Thank you. And our final question comes from the line of Ying Huang of Bank of America Merrill Lynch. Your line is now open.

Hi. Thanks for taking my questions. One for maybe Robin. You actually saw a very decent increase in Q2 revenue compared to 1Q, but you did not increase the guidance for the total product sales for the whole year. I want to drill down more on why that is.

And then secondly, and maybe for John McHutchison, you mentioned that the filing of FDA application for filgotinib had to wait until you finish the safety study in the UC trial which won't complete enrollment until first half 2019. Does that mean we have to wait until at least second half of next year before you can file for NDA for filgotinib? Thank you.

Sure, Ying. So I'll start. Again, as I mentioned on the call, I think our HIV franchise is firing on all cylinders. It's positioned extremely well to deliver on long-term growth. And when I think about guidance, again, we reiterated our guidance and feel very comfortable with it. But as I mentioned on the call, we do anticipate second half dynamics to be slightly different. So there's nothing new about those dynamics, but we did want to ensure that, you know, that you understood for modeling purposes kind of some of those components.

And then, as I said for HIV in the U.S., we may have payer mix shift more to what normally occurs. But other than that, things are very good there. We do have the patent for Letairis in the U.S. which expires at the end of July, so we do anticipate some impact from generics for that product in the U.S.

Turning to Europe, generics are available, and we do expect them to become available in a few additional countries. And we have the normal third quarter seasonality in Europe related to summer holidays, and that impacts both our HIV as well as our HCV franchise. And we also have the slow, steady decline of HCV patient starts. So I do want to emphasize that we expect our U.S. HIV prescription growth and revenue growth on a year-on-year basis that continue to be very, very healthy and robust, but we're reiterating our guidance because all those factors that we talked about at the beginning of the year still remain.

Ying, for the second part of the question in terms of the filgotinib filing time, obviously we'll file as expeditiously as we can. But just let me make three points. First of all, we need safety and efficacy data from three randomized Phase 3 trials and that has to be supportive.

Secondly, we need, and as I said today on the prepared comments, we need an adequate safety database in terms of exposure at each stage both for a predetermined range of time. And thirdly, we need to submit data from the male safety study, which is enrolling. And, you know, these are tough studies to do. You've got to have men with ulcerative colitis and they have to be on the drug for six months and have multiple sperm collections. So we're doing everything we can to enhance enrollment and we will announce the details when it's appropriate in terms of the filing time.

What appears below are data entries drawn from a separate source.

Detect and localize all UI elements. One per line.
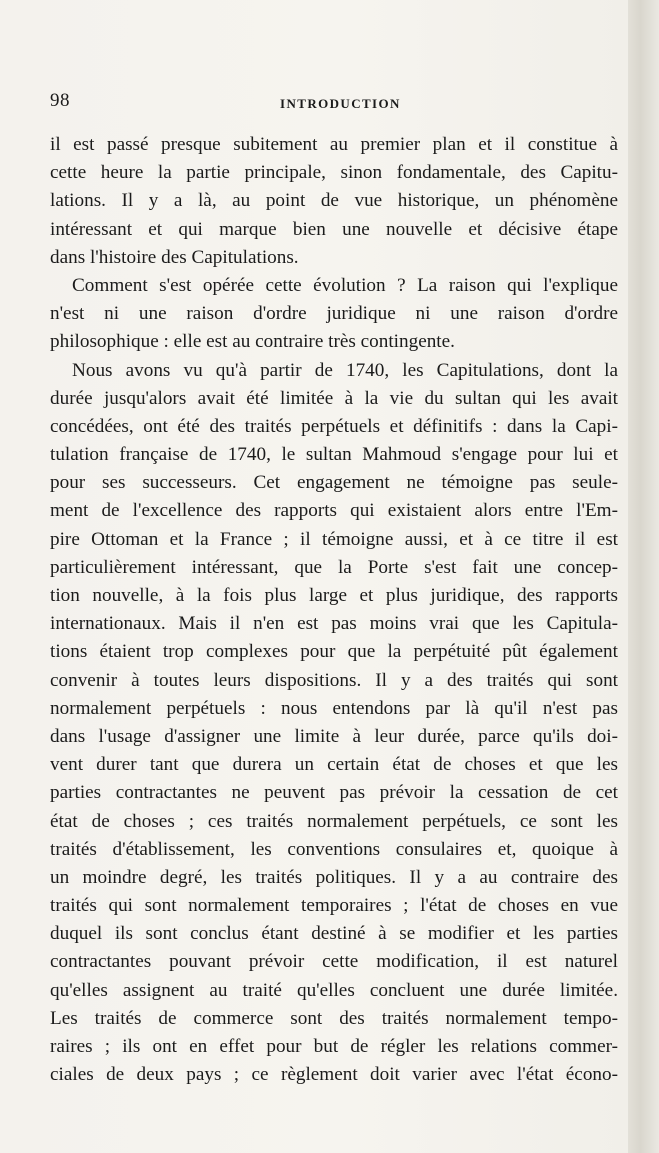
text-line: Les traités de commerce sont des traités normalement tempo- [50, 1007, 618, 1029]
text-line: ment de l'excellence des rapports qui existaient alors entre l'Em- [50, 500, 618, 522]
text-line: particulièrement intéressant, que la Porte s'est fait une concep- [50, 556, 618, 578]
text-line: internationaux. Mais il n'en est pas moins vrai que les Capitula- [50, 613, 618, 635]
text-line: concédées, ont été des traités perpétuels et définitifs : dans la Capi- [50, 415, 618, 437]
text-line: contractantes pouvant prévoir cette modification, il est naturel [50, 951, 618, 973]
text-line: dans l'histoire des Capitulations. [50, 246, 299, 268]
text-line: état de choses ; ces traités normalement perpétuels, ce sont les [50, 810, 618, 832]
text-line: pire Ottoman et la France ; il témoigne aussi, et à ce titre il est [50, 528, 618, 550]
page-edge-shadow [628, 0, 659, 1153]
text-line: tions étaient trop complexes pour que la perpétuité pût également [50, 641, 618, 663]
running-title: INTRODUCTION [280, 96, 401, 111]
text-line: traités qui sont normalement temporaires ; l'état de choses en vue [50, 895, 618, 917]
text-line: un moindre degré, les traités politiques. Il y a au contraire des [50, 866, 618, 888]
text-line: dans l'usage d'assigner une limite à leur durée, parce qu'ils doi- [50, 725, 618, 747]
text-line: durée jusqu'alors avait été limitée à la vie du sultan qui les avait [50, 387, 618, 409]
text-line: pour ses successeurs. Cet engagement ne témoigne pas seule- [50, 472, 618, 494]
text-line: convenir à toutes leurs dispositions. Il y a des traités qui sont [50, 669, 618, 691]
text-line: philosophique : elle est au contraire très contingente. [50, 331, 455, 353]
text-line: Nous avons vu qu'à partir de 1740, les Capitulations, dont la [72, 359, 618, 381]
text-line: Comment s'est opérée cette évolution ? La raison qui l'explique [72, 274, 618, 296]
text-line: raires ; ils ont en effet pour but de régler les relations commer- [50, 1036, 618, 1057]
text-line: duquel ils sont conclus étant destiné à se modifier et les parties [50, 923, 618, 945]
text-line: parties contractantes ne peuvent pas prévoir la cessation de cet [50, 782, 618, 804]
body-text [50, 131, 618, 1089]
text-line: lations. Il y a là, au point de vue historique, un phénomène [50, 190, 618, 212]
text-line: tion nouvelle, à la fois plus large et plus juridique, des rapports [50, 585, 618, 606]
text-line: tulation française de 1740, le sultan Mahmoud s'engage pour lui et [50, 444, 618, 466]
text-line: vent durer tant que durera un certain état de choses et que les [50, 754, 618, 776]
text-line: ciales de deux pays ; ce règlement doit varier avec l'état écono- [50, 1064, 618, 1086]
page-header [50, 90, 620, 114]
text-line: cette heure la partie principale, sinon fondamentale, des Capitu- [50, 162, 618, 184]
text-line: il est passé presque subitement au premier plan et il constitue à [50, 134, 618, 155]
page-number: 98 [50, 90, 70, 111]
text-line: normalement perpétuels : nous entendons par là qu'il n'est pas [50, 697, 618, 719]
text-line: intéressant et qui marque bien une nouvelle et décisive étape [50, 218, 618, 240]
text-line: n'est ni une raison d'ordre juridique ni une raison d'ordre [50, 303, 618, 325]
text-line: qu'elles assignent au traité qu'elles concluent une durée limitée. [50, 979, 618, 1001]
text-line: traités d'établissement, les conventions consulaires et, quoique à [50, 838, 618, 860]
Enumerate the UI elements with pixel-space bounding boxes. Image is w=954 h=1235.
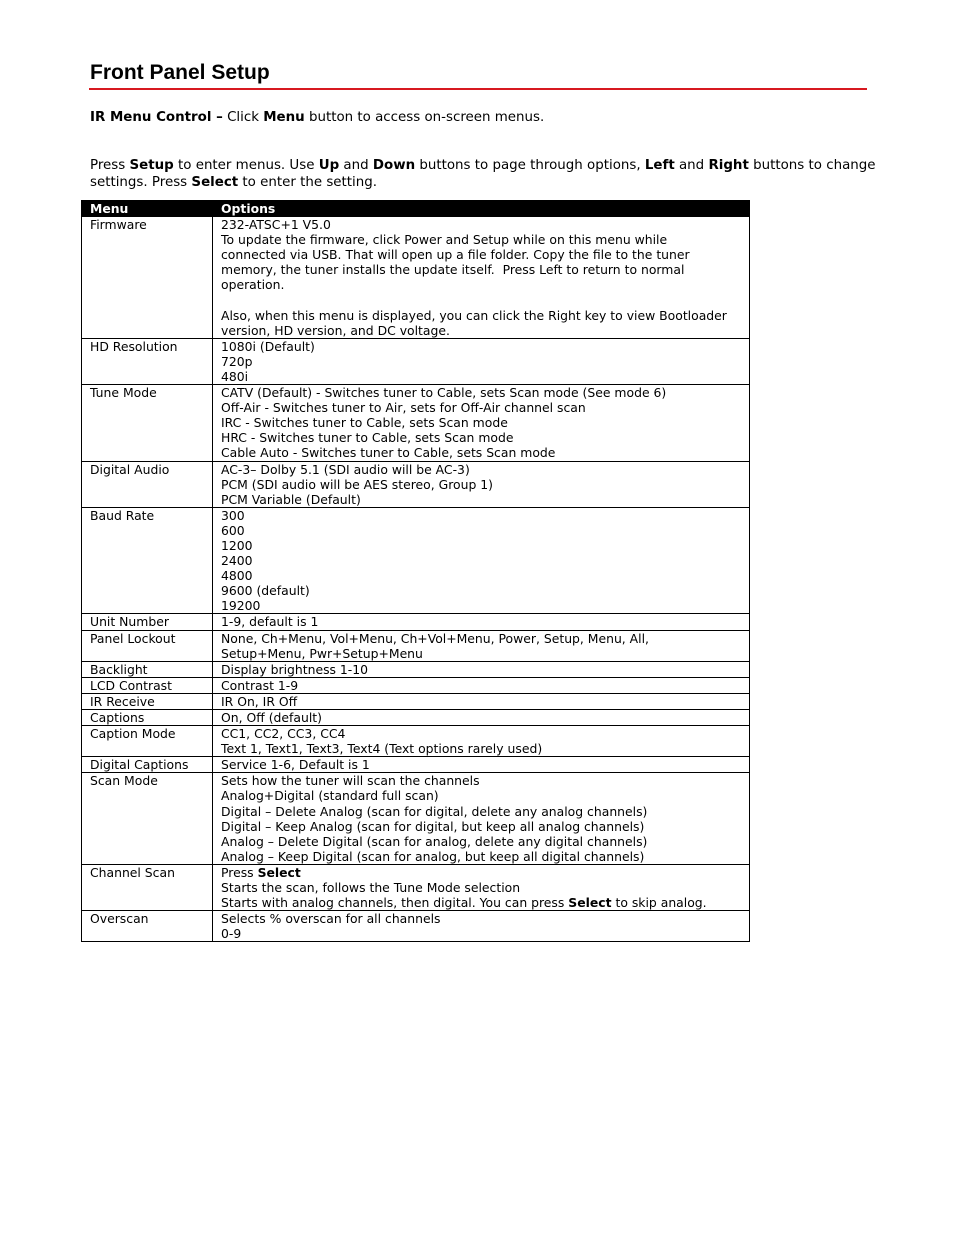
options-cell bbox=[213, 693, 750, 709]
menu-column-header: Menu bbox=[82, 201, 213, 217]
options-cell bbox=[213, 385, 750, 461]
option-line: Selects % overscan for all channels bbox=[221, 911, 441, 927]
option-line: Off-Air - Switches tuner to Air, sets for Off-Air channel scan bbox=[221, 400, 586, 416]
options-cell bbox=[213, 864, 750, 910]
table-row bbox=[82, 630, 750, 661]
menu-cell: IR Receive bbox=[82, 693, 213, 709]
table-row bbox=[82, 757, 750, 773]
table-row bbox=[82, 864, 750, 910]
options-column-header: Options bbox=[213, 201, 750, 217]
menu-options-table bbox=[81, 200, 750, 942]
option-line: 720p bbox=[221, 353, 253, 369]
table-row bbox=[82, 726, 750, 757]
options-cell bbox=[213, 461, 750, 507]
option-line: Analog – Keep Digital (scan for analog, but keep all digital channels) bbox=[221, 848, 645, 864]
option-line: 19200 bbox=[221, 598, 261, 614]
table-row bbox=[82, 338, 750, 384]
page-title: Front Panel Setup bbox=[90, 61, 270, 84]
option-line: To update the firmware, click Power and Setup while on this menu while bbox=[221, 232, 668, 248]
options-cell bbox=[213, 661, 750, 677]
option-line: 480i bbox=[221, 368, 249, 384]
option-line: 0-9 bbox=[221, 926, 242, 942]
option-line: AC-3– Dolby 5.1 (SDI audio will be AC-3) bbox=[221, 461, 470, 477]
option-line: 2400 bbox=[221, 553, 253, 569]
option-line: Sets how the tuner will scan the channels bbox=[221, 773, 480, 789]
menu-cell: Caption Mode bbox=[82, 726, 213, 757]
option-line: 1200 bbox=[221, 537, 253, 553]
ir-menu-control-paragraph: IR Menu Control – Click Menu button to access on-screen menus. bbox=[90, 110, 545, 125]
options-cell bbox=[213, 217, 750, 339]
option-line: Digital – Keep Analog (scan for digital, but keep all analog channels) bbox=[221, 818, 645, 834]
menu-cell: Tune Mode bbox=[82, 385, 213, 461]
option-line: CC1, CC2, CC3, CC4 bbox=[221, 726, 346, 742]
option-line: Contrast 1-9 bbox=[221, 677, 299, 693]
table-header-row bbox=[82, 201, 750, 217]
table-row bbox=[82, 693, 750, 709]
menu-cell: HD Resolution bbox=[82, 338, 213, 384]
menu-cell: Digital Audio bbox=[82, 461, 213, 507]
menu-cell: Digital Captions bbox=[82, 757, 213, 773]
options-cell bbox=[213, 911, 750, 942]
option-line: IR On, IR Off bbox=[221, 693, 298, 709]
option-line: Service 1-6, Default is 1 bbox=[221, 757, 370, 773]
option-line: Analog+Digital (standard full scan) bbox=[221, 788, 439, 804]
menu-cell: Unit Number bbox=[82, 614, 213, 630]
menu-cell: Panel Lockout bbox=[82, 630, 213, 661]
table-row bbox=[82, 385, 750, 461]
options-cell bbox=[213, 614, 750, 630]
menu-cell: Overscan bbox=[82, 911, 213, 942]
option-line: Digital – Delete Analog (scan for digital, delete any analog channels) bbox=[221, 803, 648, 819]
options-cell bbox=[213, 726, 750, 757]
table-row bbox=[82, 614, 750, 630]
option-line: PCM Variable (Default) bbox=[221, 491, 361, 507]
option-line: 9600 (default) bbox=[221, 583, 310, 599]
options-cell bbox=[213, 677, 750, 693]
title-underline bbox=[89, 88, 867, 90]
option-line: Press Select bbox=[221, 864, 301, 880]
options-cell bbox=[213, 710, 750, 726]
option-line: None, Ch+Menu, Vol+Menu, Ch+Vol+Menu, Power, Setup, Menu, All, bbox=[221, 630, 649, 646]
option-line: PCM (SDI audio will be AES stereo, Group 1) bbox=[221, 476, 494, 492]
menu-cell: Baud Rate bbox=[82, 507, 213, 614]
table-row bbox=[82, 461, 750, 507]
option-line: 1-9, default is 1 bbox=[221, 614, 319, 630]
option-line: 4800 bbox=[221, 568, 253, 584]
option-line: On, Off (default) bbox=[221, 710, 322, 725]
menu-cell: Firmware bbox=[82, 217, 213, 339]
option-line: IRC - Switches tuner to Cable, sets Scan mode bbox=[221, 415, 508, 431]
table-row bbox=[82, 773, 750, 865]
option-line: memory, the tuner installs the update itself. Press Left to return to normal bbox=[221, 262, 685, 278]
option-line: 232-ATSC+1 V5.0 bbox=[221, 217, 331, 233]
menu-cell: Backlight bbox=[82, 661, 213, 677]
blank-line bbox=[221, 293, 743, 308]
table-row bbox=[82, 710, 750, 726]
option-line: 1080i (Default) bbox=[221, 338, 315, 354]
option-line: connected via USB. That will open up a file folder. Copy the file to the tuner bbox=[221, 247, 690, 263]
ir-menu-control-label: IR Menu Control – bbox=[90, 110, 223, 125]
menu-cell: Captions bbox=[82, 710, 213, 726]
options-cell bbox=[213, 630, 750, 661]
option-line: Display brightness 1-10 bbox=[221, 661, 369, 677]
option-line: Text 1, Text1, Text3, Text4 (Text options rarely used) bbox=[221, 741, 543, 757]
option-line: Cable Auto - Switches tuner to Cable, sets Scan mode bbox=[221, 445, 556, 461]
option-line: Analog – Delete Digital (scan for analog, delete any digital channels) bbox=[221, 833, 648, 849]
option-line: CATV (Default) - Switches tuner to Cable, sets Scan mode (See mode 6) bbox=[221, 385, 667, 401]
option-line: Setup+Menu, Pwr+Setup+Menu bbox=[221, 645, 423, 661]
table-row bbox=[82, 911, 750, 942]
options-cell bbox=[213, 773, 750, 865]
options-cell bbox=[213, 507, 750, 614]
options-cell bbox=[213, 338, 750, 384]
table-body bbox=[82, 217, 750, 942]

Thank you. And that concludes our question-and-answer session for today. I'd like to turn the conference back over to Sung Lee for any closing remarks.

Thank you, Candice, and thank you all for joining us today. We appreciate your continued interest in Gilead, and the team here looks forward to providing you with updates on our future progress.

Ladies and gentlemen, thank you for participating in today's conference. This does conclude the program, and you may all disconnect. Everyone, have a great day.